No entanto, a decisão não se estende a gays, lésbicas e bissexuais. O que, além de controverso, coloca os transgêneros em uma posição desconfortável: apesar de serem protegidos pela constituição, eles estarão violando a lei se fizerem sexo gay consensual.

A comunidade LGBT da Índia tem protestado diante desta mesma Suprema Corte, que em 2013 proibiu o sexo homossexual. De acordo com a seção 377, uma lei da era colonial que tem 153 anos, uma relação entre pessoas do mesmo sexo é um “delito antinatural” que pode resultar em uma pena de até 10 anos de prisão. Segundo a BBC, apesar da lei raramente ter sido usada para julgar sexo homossexual consensual, é frequentemente usada por policiais para perseguir gays. Em uma país conservador como a Índia, a homossexualidade ainda é um tabu e muitas pessoas veem sexo gay como ilegítimo.
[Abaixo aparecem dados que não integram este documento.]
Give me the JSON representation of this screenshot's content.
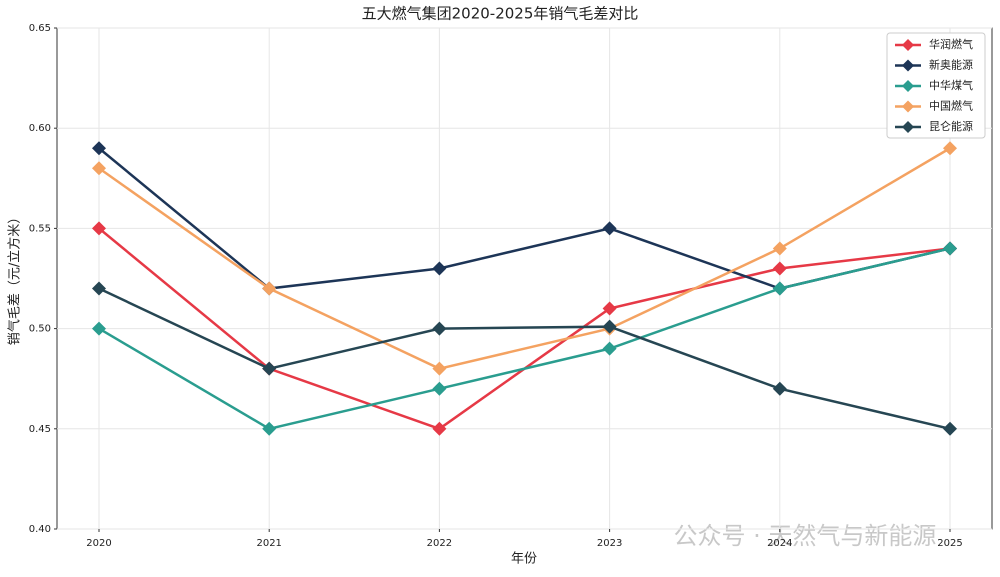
{
  "chart_data": {
    "type": "line",
    "title": "五大燃气集团2020-2025年销气毛差对比",
    "x_label": "年份",
    "y_label": "销气毛差（元/立方米）",
    "categories": [
      "2020",
      "2021",
      "2022",
      "2023",
      "2024",
      "2025"
    ],
    "series": [
      {
        "name": "华润燃气",
        "color": "#e63946",
        "values": [
          0.55,
          0.48,
          0.45,
          0.51,
          0.53,
          0.54
        ]
      },
      {
        "name": "新奥能源",
        "color": "#1d3557",
        "values": [
          0.59,
          0.52,
          0.53,
          0.55,
          0.52,
          0.54
        ]
      },
      {
        "name": "中华煤气",
        "color": "#2a9d8f",
        "values": [
          0.5,
          0.45,
          0.47,
          0.49,
          0.52,
          0.54
        ]
      },
      {
        "name": "中国燃气",
        "color": "#f4a261",
        "values": [
          0.58,
          0.52,
          0.48,
          0.5,
          0.54,
          0.59
        ]
      },
      {
        "name": "昆仑能源",
        "color": "#264653",
        "values": [
          0.52,
          0.48,
          0.5,
          0.501,
          0.47,
          0.45
        ]
      }
    ],
    "ylim": [
      0.4,
      0.65
    ],
    "yticks": [
      {
        "value": 0.4,
        "label": "0.40"
      },
      0.45,
      {
        "value": 0.5,
        "label": "0.50"
      },
      0.55,
      {
        "value": 0.6,
        "label": "0.60"
      },
      0.65
    ],
    "grid": true,
    "legend": "upper-right",
    "watermark": "公众号 · 天然气与新能源"
  }
}
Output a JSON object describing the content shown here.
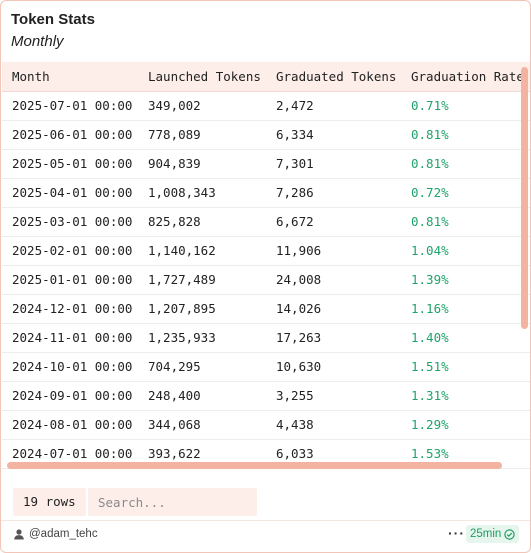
{
  "header": {
    "title": "Token Stats",
    "subtitle": "Monthly"
  },
  "table": {
    "columns": [
      "Month",
      "Launched Tokens",
      "Graduated Tokens",
      "Graduation Rate"
    ],
    "rows": [
      [
        "2025-07-01 00:00",
        "349,002",
        "2,472",
        "0.71%"
      ],
      [
        "2025-06-01 00:00",
        "778,089",
        "6,334",
        "0.81%"
      ],
      [
        "2025-05-01 00:00",
        "904,839",
        "7,301",
        "0.81%"
      ],
      [
        "2025-04-01 00:00",
        "1,008,343",
        "7,286",
        "0.72%"
      ],
      [
        "2025-03-01 00:00",
        "825,828",
        "6,672",
        "0.81%"
      ],
      [
        "2025-02-01 00:00",
        "1,140,162",
        "11,906",
        "1.04%"
      ],
      [
        "2025-01-01 00:00",
        "1,727,489",
        "24,008",
        "1.39%"
      ],
      [
        "2024-12-01 00:00",
        "1,207,895",
        "14,026",
        "1.16%"
      ],
      [
        "2024-11-01 00:00",
        "1,235,933",
        "17,263",
        "1.40%"
      ],
      [
        "2024-10-01 00:00",
        "704,295",
        "10,630",
        "1.51%"
      ],
      [
        "2024-09-01 00:00",
        "248,400",
        "3,255",
        "1.31%"
      ],
      [
        "2024-08-01 00:00",
        "344,068",
        "4,438",
        "1.29%"
      ],
      [
        "2024-07-01 00:00",
        "393,622",
        "6,033",
        "1.53%"
      ]
    ],
    "rate_color": "#20a36a"
  },
  "footer": {
    "row_count": "19 rows",
    "search_placeholder": "Search...",
    "author": "@adam_tehc",
    "more_label": "···",
    "age": "25min"
  },
  "icons": {
    "author": "user-icon",
    "age": "check-circle-icon",
    "more": "more-dots-icon"
  },
  "colors": {
    "accent": "#f2b3a0",
    "header_bg": "#fdeeea",
    "positive": "#20a36a"
  }
}
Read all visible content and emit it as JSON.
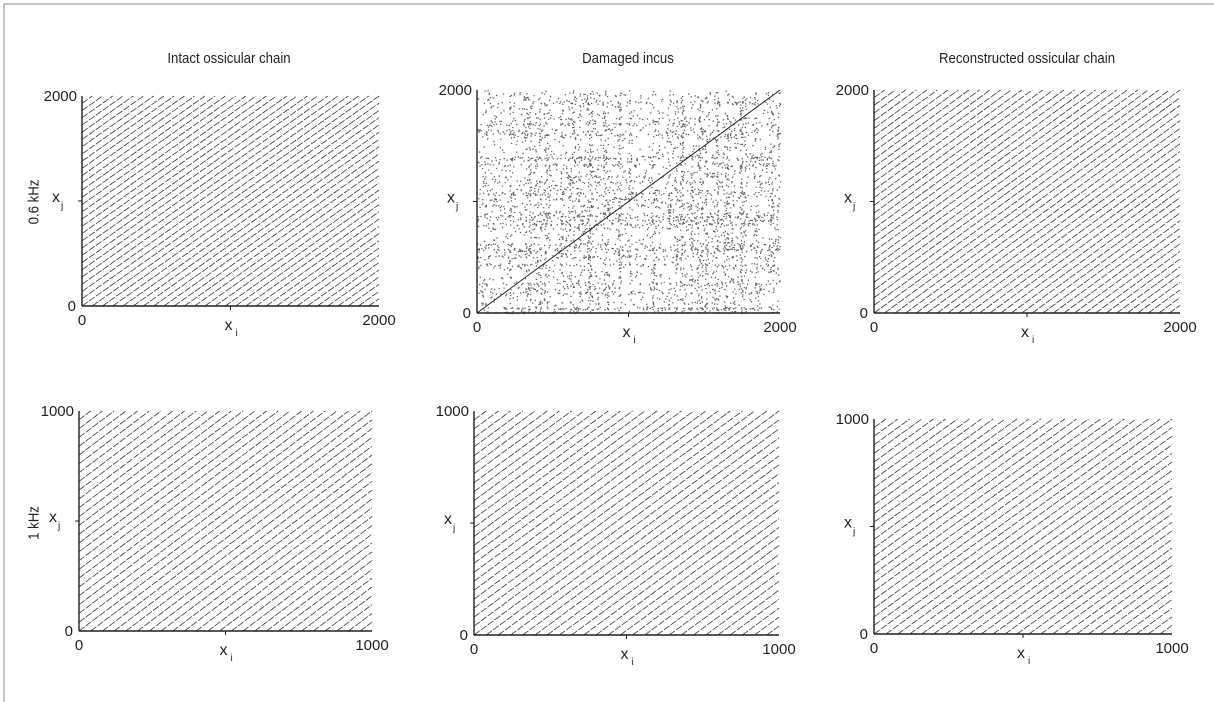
{
  "chart_data": [
    {
      "type": "scatter",
      "subtype": "recurrence-plot",
      "title": "Intact ossicular chain",
      "row_label": "0.6 kHz",
      "xlabel": "x",
      "xlabel_sub": "i",
      "ylabel": "x",
      "ylabel_sub": "j",
      "xlim": [
        0,
        2000
      ],
      "ylim": [
        0,
        2000
      ],
      "xticks": [
        "0",
        "2000"
      ],
      "yticks": [
        "0",
        "2000"
      ],
      "pattern": "diagonal-lines",
      "line_count": 29,
      "noise": 0.0,
      "grid": false
    },
    {
      "type": "scatter",
      "subtype": "recurrence-plot",
      "title": "Damaged incus",
      "row_label": "0.6 kHz",
      "xlabel": "x",
      "xlabel_sub": "i",
      "ylabel": "x",
      "ylabel_sub": "j",
      "xlim": [
        0,
        2000
      ],
      "ylim": [
        0,
        2000
      ],
      "xticks": [
        "0",
        "2000"
      ],
      "yticks": [
        "0",
        "2000"
      ],
      "pattern": "scattered-points-with-main-diagonal",
      "line_count": 1,
      "noise": 0.5,
      "grid": false
    },
    {
      "type": "scatter",
      "subtype": "recurrence-plot",
      "title": "Reconstructed ossicular chain",
      "row_label": "0.6 kHz",
      "xlabel": "x",
      "xlabel_sub": "i",
      "ylabel": "x",
      "ylabel_sub": "j",
      "xlim": [
        0,
        2000
      ],
      "ylim": [
        0,
        2000
      ],
      "xticks": [
        "0",
        "2000"
      ],
      "yticks": [
        "0",
        "2000"
      ],
      "pattern": "diagonal-lines",
      "line_count": 29,
      "noise": 0.0,
      "grid": false
    },
    {
      "type": "scatter",
      "subtype": "recurrence-plot",
      "title": "Intact ossicular chain",
      "row_label": "1 kHz",
      "xlabel": "x",
      "xlabel_sub": "i",
      "ylabel": "x",
      "ylabel_sub": "j",
      "xlim": [
        0,
        1000
      ],
      "ylim": [
        0,
        1000
      ],
      "xticks": [
        "0",
        "1000"
      ],
      "yticks": [
        "0",
        "1000"
      ],
      "pattern": "diagonal-lines",
      "line_count": 25,
      "noise": 0.0,
      "grid": false
    },
    {
      "type": "scatter",
      "subtype": "recurrence-plot",
      "title": "Damaged incus",
      "row_label": "1 kHz",
      "xlabel": "x",
      "xlabel_sub": "i",
      "ylabel": "x",
      "ylabel_sub": "j",
      "xlim": [
        0,
        1000
      ],
      "ylim": [
        0,
        1000
      ],
      "xticks": [
        "0",
        "1000"
      ],
      "yticks": [
        "0",
        "1000"
      ],
      "pattern": "diagonal-lines",
      "line_count": 25,
      "noise": 0.0,
      "grid": false
    },
    {
      "type": "scatter",
      "subtype": "recurrence-plot",
      "title": "Reconstructed ossicular chain",
      "row_label": "1 kHz",
      "xlabel": "x",
      "xlabel_sub": "i",
      "ylabel": "x",
      "ylabel_sub": "j",
      "xlim": [
        0,
        1000
      ],
      "ylim": [
        0,
        1000
      ],
      "xticks": [
        "0",
        "1000"
      ],
      "yticks": [
        "0",
        "1000"
      ],
      "pattern": "diagonal-lines",
      "line_count": 25,
      "noise": 0.0,
      "grid": false
    }
  ],
  "columns": [
    "Intact ossicular chain",
    "Damaged incus",
    "Reconstructed ossicular chain"
  ],
  "rows": [
    "0.6 kHz",
    "1 kHz"
  ],
  "colors": {
    "ink": "#231f20",
    "points": "#3a3a3a",
    "frame": "#8a8a8a"
  }
}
Na Índia, transgêneros, transexuais, cross-dressers, eunucos e travestis são chamados de hijra. A maioria cantam e dançam em casamentos para sobreviver, ou mendigam e vivem da prostituição. Segundo a correspondente da BBC na Índia Geeta Pandey, o chamado “terceiro gênero” tem um papel importante na cultura indiana e já foi tratado com muito respeito. Eles são mencionados nas escrituras Hindu e nos épicos clássicos da Índia Ramayana e Mahabharata. Na Índia medieval, diz Geeta, os transgêneros foram líderes hindu, e só passaram a serem mal vistos no século 18, com a colonização britânica.